= American Lyric Theater =

Opera company based in New York City

American Lyric Theater (ALT) is an opera company based in New York City who specializes in the development of new works. It was founded by Lawrence Edelson in 2005.

== Programs ==
American Lyric Theater's Composer Librettist Development Program (CLDP) is the only full-time mentorship initiative for emerging operatic writers in the United States. Operas written by alumni of this program have gone on to be produced by more than 70 opera companies, festivals, and universities worldwide. Notable composer alumni include Clarice Assad, Jasmine Arielle Barnes, Christopher Cerrone, Aleksandra Vrebalov, Derrick Wang, and Alex Weiser. Notable librettist alumni include Deborah Brevoort, E. M. Lewis, and Royce Vavrek.

== Commissions ==
ALT also commissions new operas with the goal of developing a new body of repertoire and attracting new audiences to opera.

American Lyric Theater commissioned The Golden Ticket in 2006, a new opera based on Roald Dahl's book, Charlie and the Chocolate Factory, by American composer Peter Ash and British librettist Donald Sturrock.

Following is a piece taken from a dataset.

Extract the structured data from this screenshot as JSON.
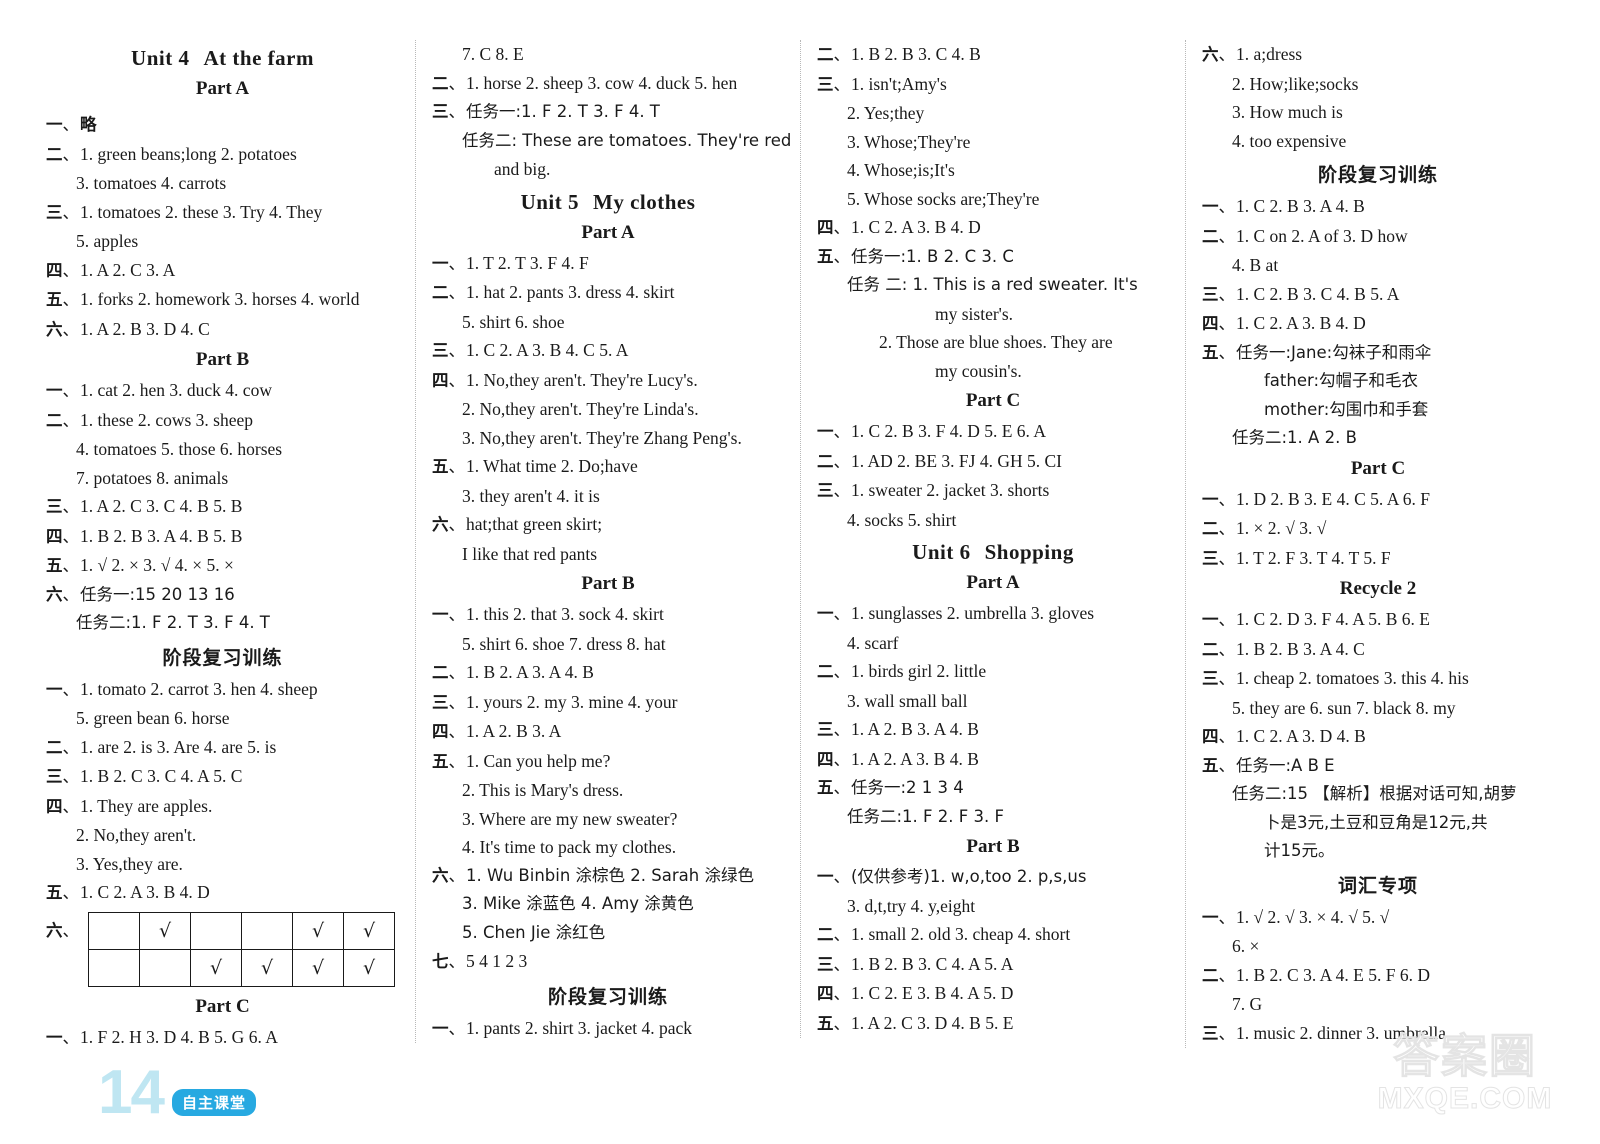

The Golden Ticket was commissioned by ALT in partnership with Felicity Dahl, and received its world premiere at Opera Theatre of Saint Louis on June 13, 2010.

In 2008, the chamber opera Nora at the Altar-Rail by Jay Anthony Gach and Royce Vavrek was developed at the ALT ander the CLDP.

The company commissioned The Poe Project, a trilogy of one act operas inspired by the fiction of Edgar Allan Poe: Buried Alive by composer Jeff Myers and librettist Quincy Long; ...of the Flesh by composer Jay Anthony Gach and librettist Royce Vavrek; and Embedded by composer Patrick Soluri and librettist Deborah Brevoort. The Poe Project received a workshop reading at New York's Symphony Space in November 2010 and is being further developed by ALT for future staged production.

== Faculty and artistic mentorship team ==
American Lyric Theater's faculty and artistic mentorship team includes composer/librettist Mark Adamo, composer Daniel Catán, composer Anthony Davis, dramaturg Cori Ellison, librettist Michael Korie, director Rhoda Levine, and librettist William M. Hoffman.